The German hacker who did the demonstration, Luca Melette, from SR Labs, told 60 Minutes after the demonstration hack: ‘This is quite shocking for me also
that SS7 is not secure.’ It was another hacker, Tobias Engel, who first warned of the vulnerabilities in SS7 and he demonstrated how it might be done at
a Chaos Computer Club conference in Germany in December last year. [The December 2014 Chaos Communications Congress videos on the security vulnerability
can be viewed here: SS7: Locate. Track. Manipulate., SS7map: Mapping Vulnerability of the International Mobile Roaming Infrastructure, and
Mobile Self-Defense]
When shown the extent of the vulnerability in mobile phone telephony, Senator Xenophon was outraged and called for an immediate full public inquiry:
‘This is actually quite shocking because it affects everyone. It means anyone with a mobile phone can be hacked, can be bugged, can be harassed.
The implications of it are enormous and what we find is shocking is that the security services, the intelligence services, they know about this
vulnerability,’ he told 60 Minutes.
SS7 is the signalling system between phone companies which allows a mobile phone to roam from one country to another. Under international agreements
all telecommunications providers have to provide details of their subscribers automatically via the SS7 system on request from another provider.
An SS7 request on a phone number instantly provides the phone handset’s unique IMEI number, the name and contact details of the phone account subscriber,
whether their phone is allowed to roam internationally, what kind of account they use – post or pre-paid? – and, perhaps most disturbingly of all,
it shows the nearest cell phone tower to which that mobile phone is currently connected. Using this information, a determined hacker with access to
the SS7 system can actually listen in to any mobile phone conversation by forwarding all calls on a particular number to an online recording device and
then re-routing the call on to its intended recipient with the man-in-the-middle attack undetected. It also allows the movements of a mobile phone user
to be geo-tracked on an application like Google Maps.
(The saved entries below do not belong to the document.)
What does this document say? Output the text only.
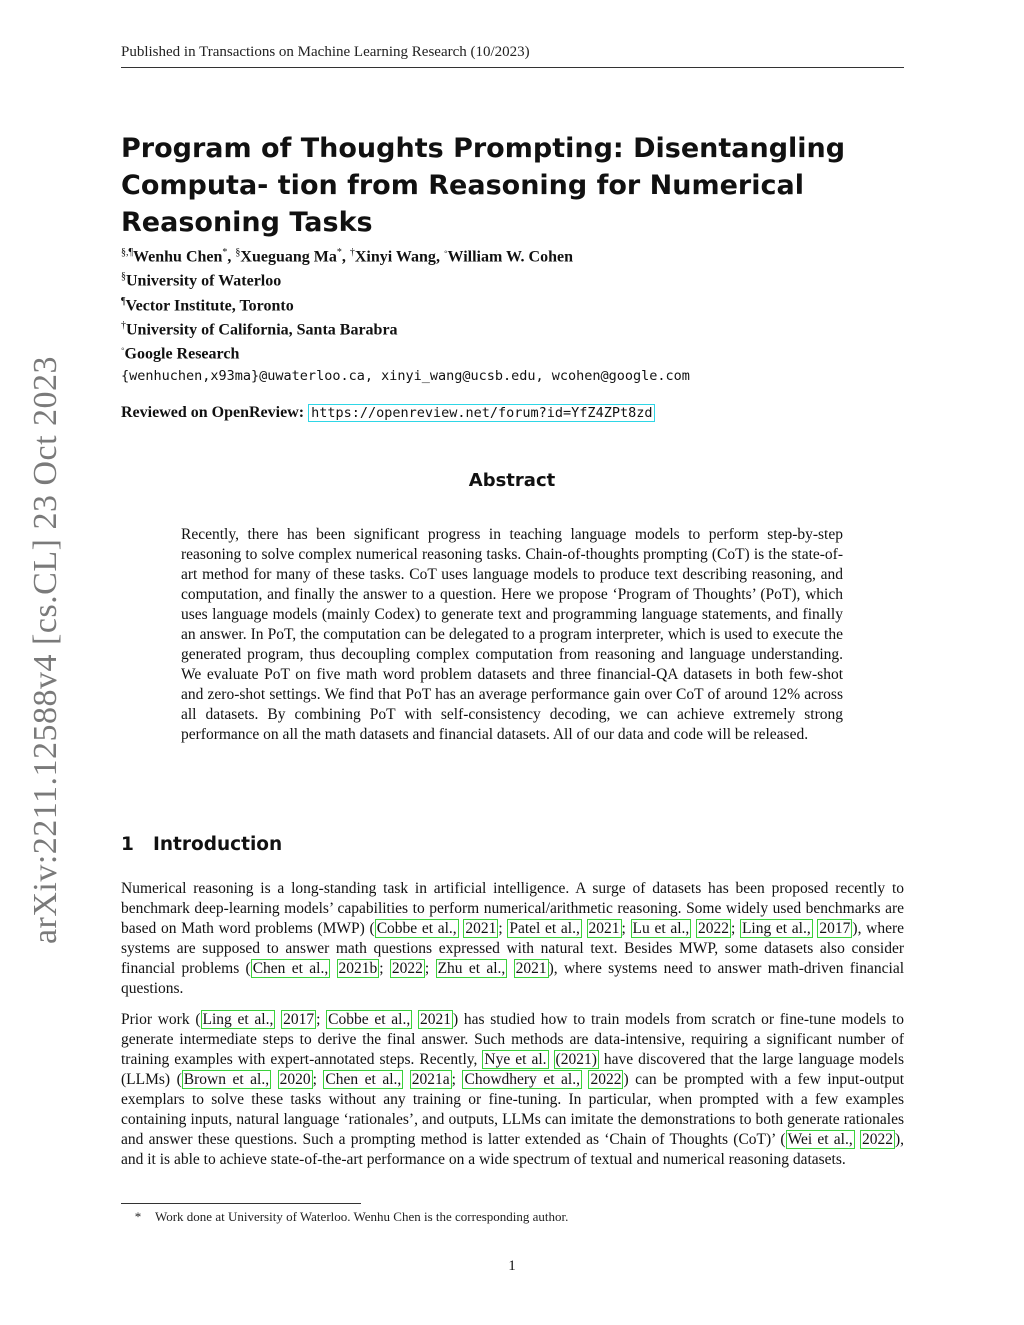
Published in Transactions on Machine Learning Research (10/2023)
arXiv:2211.12588v4 [cs.CL] 23 Oct 2023
Program of Thoughts Prompting: Disentangling Computa- tion from Reasoning for Numerical Reasoning Tasks
§,¶Wenhu Chen*, §Xueguang Ma*, †Xinyi Wang, ◦William W. Cohen
§University of Waterloo
¶Vector Institute, Toronto
†University of California, Santa Barabra
◦Google Research
{wenhuchen,x93ma}@uwaterloo.ca, xinyi_wang@ucsb.edu, wcohen@google.com
Reviewed on OpenReview: https://openreview.net/forum?id=YfZ4ZPt8zd
Abstract

Recently, there has been significant progress in teaching language models to perform step-by-step reasoning to solve complex numerical reasoning tasks. Chain-of-thoughts prompting (CoT) is the state-of-art method for many of these tasks. CoT uses language models to produce text describing reasoning, and computation, and finally the answer to a question. Here we propose ‘Program of Thoughts’ (PoT), which uses language models (mainly Codex) to generate text and programming language statements, and finally an answer. In PoT, the computation can be delegated to a program interpreter, which is used to execute the generated program, thus decoupling complex computation from reasoning and language understanding. We evaluate PoT on five math word problem datasets and three financial-QA datasets in both few-shot and zero-shot settings. We find that PoT has an average performance gain over CoT of around 12% across all datasets. By combining PoT with self-consistency decoding, we can achieve extremely strong performance on all the math datasets and financial datasets. All of our data and code will be released.

1 Introduction

Numerical reasoning is a long-standing task in artificial intelligence. A surge of datasets has been proposed recently to benchmark deep-learning models’ capabilities to perform numerical/arithmetic reasoning. Some widely used benchmarks are based on Math word problems (MWP) ( Cobbe et al., 2021 ; Patel et al., 2021 ; Lu et al., 2022 ; Ling et al., 2017 ), where systems are supposed to answer math questions expressed with natural text. Besides MWP, some datasets also consider financial problems ( Chen et al., 2021b ; 2022 ; Zhu et al., 2021 ), where systems need to answer math-driven financial questions.

Prior work ( Ling et al., 2017 ; Cobbe et al., 2021 ) has studied how to train models from scratch or fine-tune models to generate intermediate steps to derive the final answer. Such methods are data-intensive, requiring a significant number of training examples with expert-annotated steps. Recently, Nye et al. (2021) have discovered that the large language models (LLMs) ( Brown et al., 2020 ; Chen et al., 2021a ; Chowdhery et al., 2022 ) can be prompted with a few input-output exemplars to solve these tasks without any training or fine-tuning. In particular, when prompted with a few examples containing inputs, natural language ‘rationales’, and outputs, LLMs can imitate the demonstrations to both generate rationales and answer these questions. Such a prompting method is latter extended as ‘Chain of Thoughts (CoT)’ ( Wei et al., 2022 ), and it is able to achieve state-of-the-art performance on a wide spectrum of textual and numerical reasoning datasets.

* Work done at University of Waterloo. Wenhu Chen is the corresponding author.
1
Historically, only large telecommunications providers were given allowed access to query SS7 for subscriber data but in recent years VOIP (Internet Phone)
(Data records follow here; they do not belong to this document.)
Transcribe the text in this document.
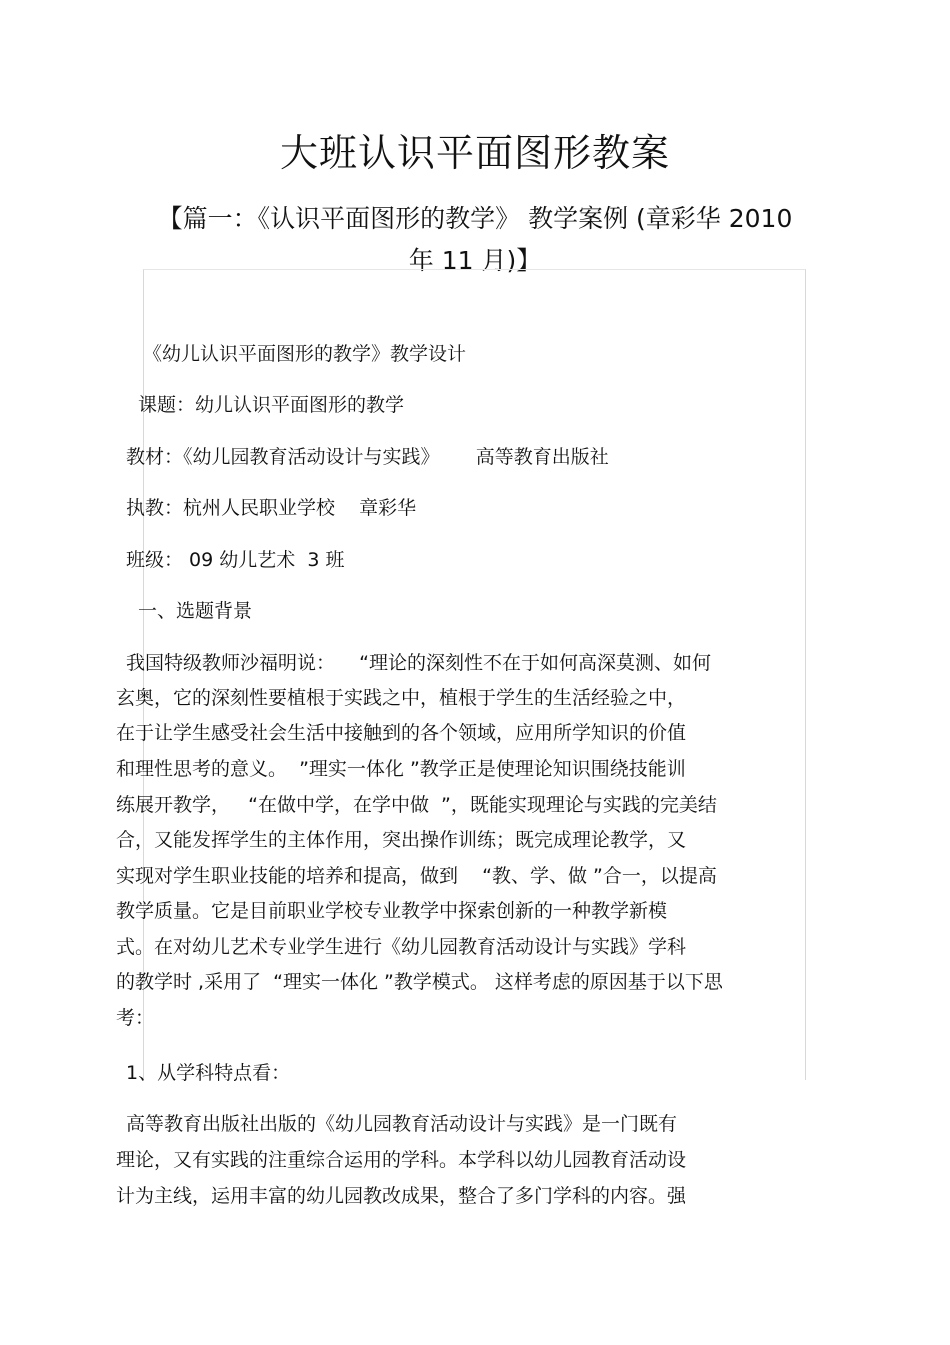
大班认识平面图形教案
【篇一：《认识平面图形的教学》 教学案例 (章彩华 2010
年 11 月)】
《幼儿认识平面图形的教学》教学设计
课题：幼儿认识平面图形的教学
教材：《幼儿园教育活动设计与实践》      高等教育出版社
执教：杭州人民职业学校    章彩华
班级： 09 幼儿艺术  3 班
一、选题背景
我国特级教师沙福明说：    “理论的深刻性不在于如何高深莫测、如何
玄奥，它的深刻性要植根于实践之中，植根于学生的生活经验之中，
在于让学生感受社会生活中接触到的各个领域，应用所学知识的价值
和理性思考的意义。  ”理实一体化 ”教学正是使理论知识围绕技能训
练展开教学，   “在做中学，在学中做  ”，既能实现理论与实践的完美结
合，又能发挥学生的主体作用，突出操作训练；既完成理论教学，又
实现对学生职业技能的培养和提高，做到    “教、学、做 ”合一，以提高
教学质量。它是目前职业学校专业教学中探索创新的一种教学新模
式。在对幼儿艺术专业学生进行《幼儿园教育活动设计与实践》学科
的教学时 ,采用了  “理实一体化 ”教学模式。 这样考虑的原因基于以下思
考：
1、从学科特点看：
高等教育出版社出版的《幼儿园教育活动设计与实践》是一门既有
理论，又有实践的注重综合运用的学科。本学科以幼儿园教育活动设
计为主线，运用丰富的幼儿园教改成果，整合了多门学科的内容。强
providers, smaller phone companies and numerous third-party SMS messaging services are now gaining access. There are also fears that some providers
with SS7 access are illicitly sub-leasing their portal to third parties. The global body representing mobile phone users – the GSMA (Groupe Speciale Mobile
Association ) – lists 800 members from 220 countries with full authority to run mobile phone networks, including access to the SS7 signalling system which
has the gaping security flaw. [Full membership list here:
http://www.gsma.com/membership/who-are-our-gsma-members/full-membership/ ] Those GSMA country
members include mobile phone providers from many poor and unstable war-stricken nations including Iraq, Syria and Afghanistan, countries with ongoing
insurgencies; it raises the fearsome possibility that terrorists or criminals who seize a local phone company with SS7 access could misuse SS7 to cause
havoc or commit crimes across the telecommunications system. 60 Minutes is aware of a recent analysis done by a French Telco which revealed a huge spike
in SS7 queries from Africa and the Middle East which far exceeded the number of phones roaming in those regions; this suggests the SS7
‘Any-Time-Interrogation’ (ATI) queries for subscriber information and location were done for illicit purposes such as espionage or criminal fraud.
‘SS7 attacks are a reality,’ a telecommunications conference was told two weeks ago.